Actually, says the US report, based on investment levels in the 1970s that may not be such a difficult achievement if the regulatory climate and bond and stock markets remain friendly. In the last decade, utilities invested an average of $42 billion (in 1982 dollars) a year in generating, transmission, and distribution equipment. That works out to nearly $700 billion for the rest of this century.
There are, however, questions of just how much additional capacity the industry will need. A phenomenon known as ''rate shock'' may put a damper on that. In general, state regulators have allowed very little of the construction costs to be added to customers' bills while construction is still in progress. This system, known as construction work in progress, or CWIP, would permit a utility to pay some of the bills for plant construction during the building process. But with several plant projects, particularly nuclear plants, being canceled in recent years, regulators are reluctant to allow much CWIP.
Utility executives say this means that most or all of a plant's construction costs (which could run more than $2 billion) cannot be added on to bills until after the facility is operating. This could result in sharply higher rates, even if those costs were phased in over several years. And those higher rates could result in more cuts in the use of electricity, something economists call ''price elasticity.''
''As expensive power plants come on line in the next few years, you're going to see a lot more price elasticity,'' says Judith Warrick, first vice-president of Dean Witter Reynolds Inc., the brokerage unit of Sears, Roebock & Co. This could throw off current estimates of the number of power plants that have to be paid for.
For a while, at least, this could work to the utilities' advantage.
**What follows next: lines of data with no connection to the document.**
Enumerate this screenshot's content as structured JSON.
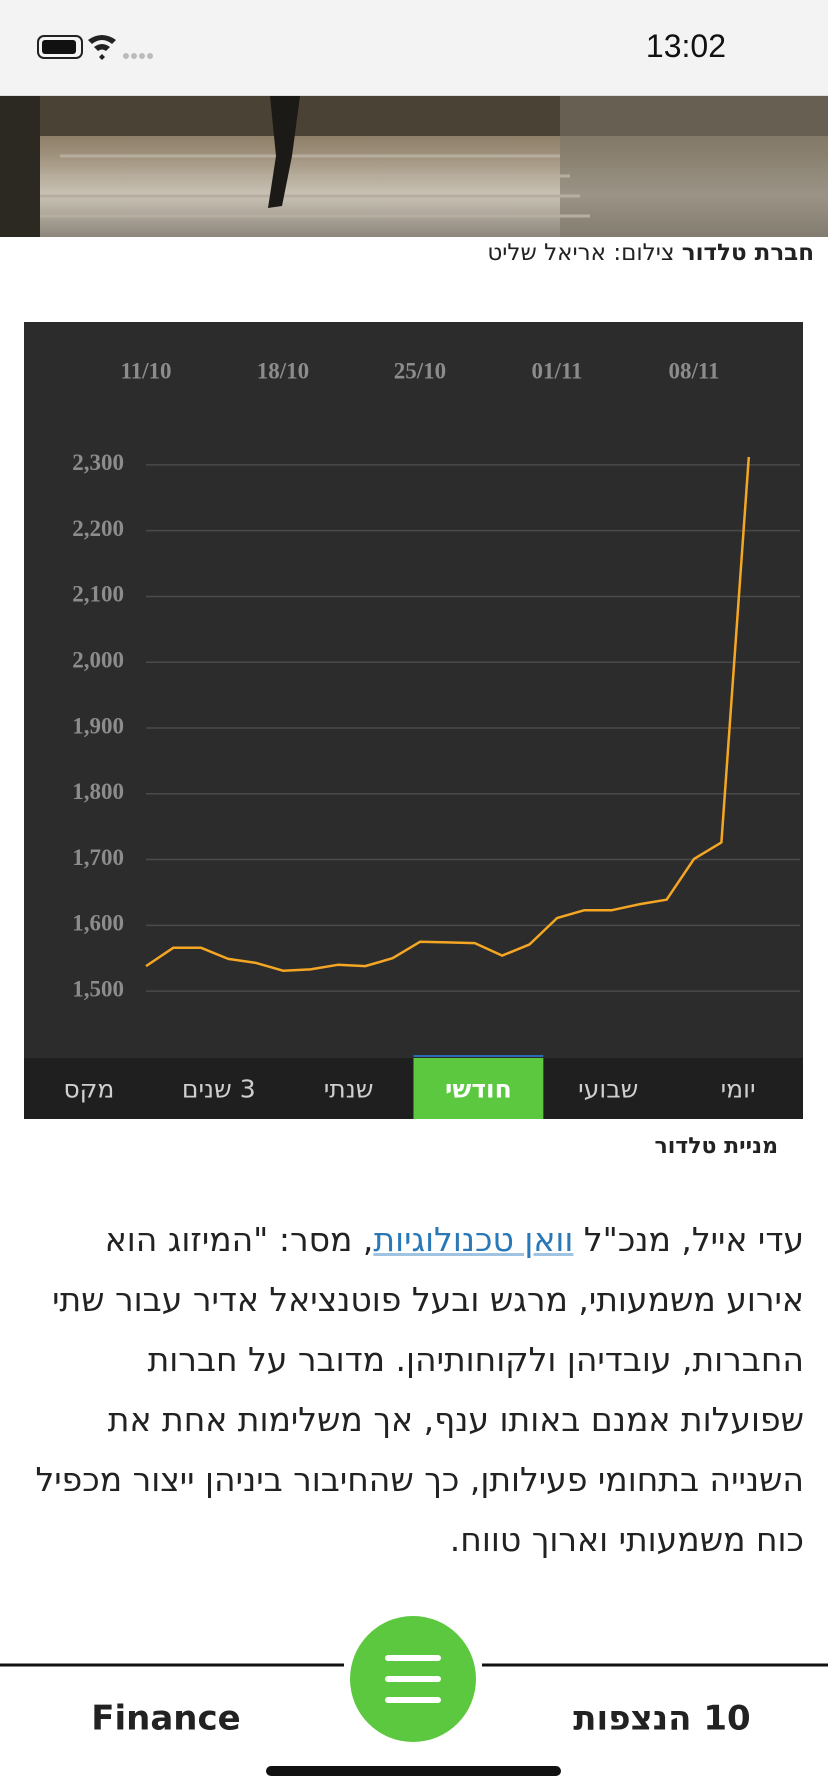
{
  "status_bar": {
    "time": "13:02"
  },
  "photo_caption": {
    "bold": "חברת טלדור",
    "credit": "צילום: אריאל שליט"
  },
  "chart_data": {
    "type": "line",
    "categories": [
      "11/10",
      null,
      null,
      null,
      null,
      "18/10",
      null,
      null,
      null,
      null,
      "25/10",
      null,
      null,
      null,
      null,
      "01/11",
      null,
      null,
      null,
      null,
      "08/11",
      null,
      null
    ],
    "series": [
      {
        "color": "#f5a623",
        "values": [
          1538,
          1566,
          1566,
          1549,
          1543,
          1531,
          1533,
          1540,
          1538,
          1550,
          1575,
          1574,
          1573,
          1554,
          1571,
          1611,
          1623,
          1623,
          1632,
          1639,
          1701,
          1726,
          2312
        ]
      }
    ],
    "ylim": [
      1450,
      2350
    ],
    "yticks": [
      {
        "value": 1500,
        "label": "1,500"
      },
      {
        "value": 1600,
        "label": "1,600"
      },
      {
        "value": 1700,
        "label": "1,700"
      },
      {
        "value": 1800,
        "label": "1,800"
      },
      {
        "value": 1900,
        "label": "1,900"
      },
      {
        "value": 2000,
        "label": "2,000"
      },
      {
        "value": 2100,
        "label": "2,100"
      },
      {
        "value": 2200,
        "label": "2,200"
      },
      {
        "value": 2300,
        "label": "2,300"
      }
    ],
    "grid": true
  },
  "chart_tabs": {
    "items": [
      "יומי",
      "שבועי",
      "חודשי",
      "שנתי",
      "3 שנים",
      "מקס"
    ],
    "active": 2
  },
  "chart_caption": "מניית טלדור",
  "article": {
    "before_link": "עדי אייל, מנכ\"ל ",
    "link": "וואן טכנולוגיות",
    "after_link": ", מסר: \"המיזוג הוא אירוע משמעותי, מרגש ובעל פוטנציאל אדיר עבור שתי החברות, עובדיהן ולקוחותיהן. מדובר על חברות שפועלות אמנם באותו ענף, אך משלימות אחת את השנייה בתחומי פעילותן, כך שהחיבור ביניהן ייצור מכפיל כוח משמעותי וארוך טווח."
  },
  "bottom_nav": {
    "left": "Finance",
    "right": "10 הנצפות"
  }
}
A decline in construction costs, added to a leveling off of fuel prices, should cut the industry's expenses during the balance of the decade, says David Knox, a research analyst at T.J. Holt & Co., an investment advisory firm in Westport, Conn. This slowdown in construction activity in the next few years, he believes, will mean that utilities will need fewer and smaller rate increases.
One uncertainty in all this, particularly for utilities in the East, Mr. Knox says, is the effect of proposed legislation in Congress to control acid rain, supposedly caused in part by power plants that burn high-sulfur coal. The utility industry has estimated that changes demanded by the legislation could increase electric rates by 4 to 53 percent. That's one reason Knox's list of eight recommended utilities for stock purchase includes none in the East; all are in the South or West.
''We've avoided utilities that might be affected by acid rain legislation,'' he says. ''We figure it will affect 31 states east of the Mississippi or adjacent to it.''
His list includes Arizona Public Service, Florida Power & Light, Hawaiian Electric, Idaho Power, Montana Power, Public Service of New Mexico, Texas Utilities, and Utah Power & Light.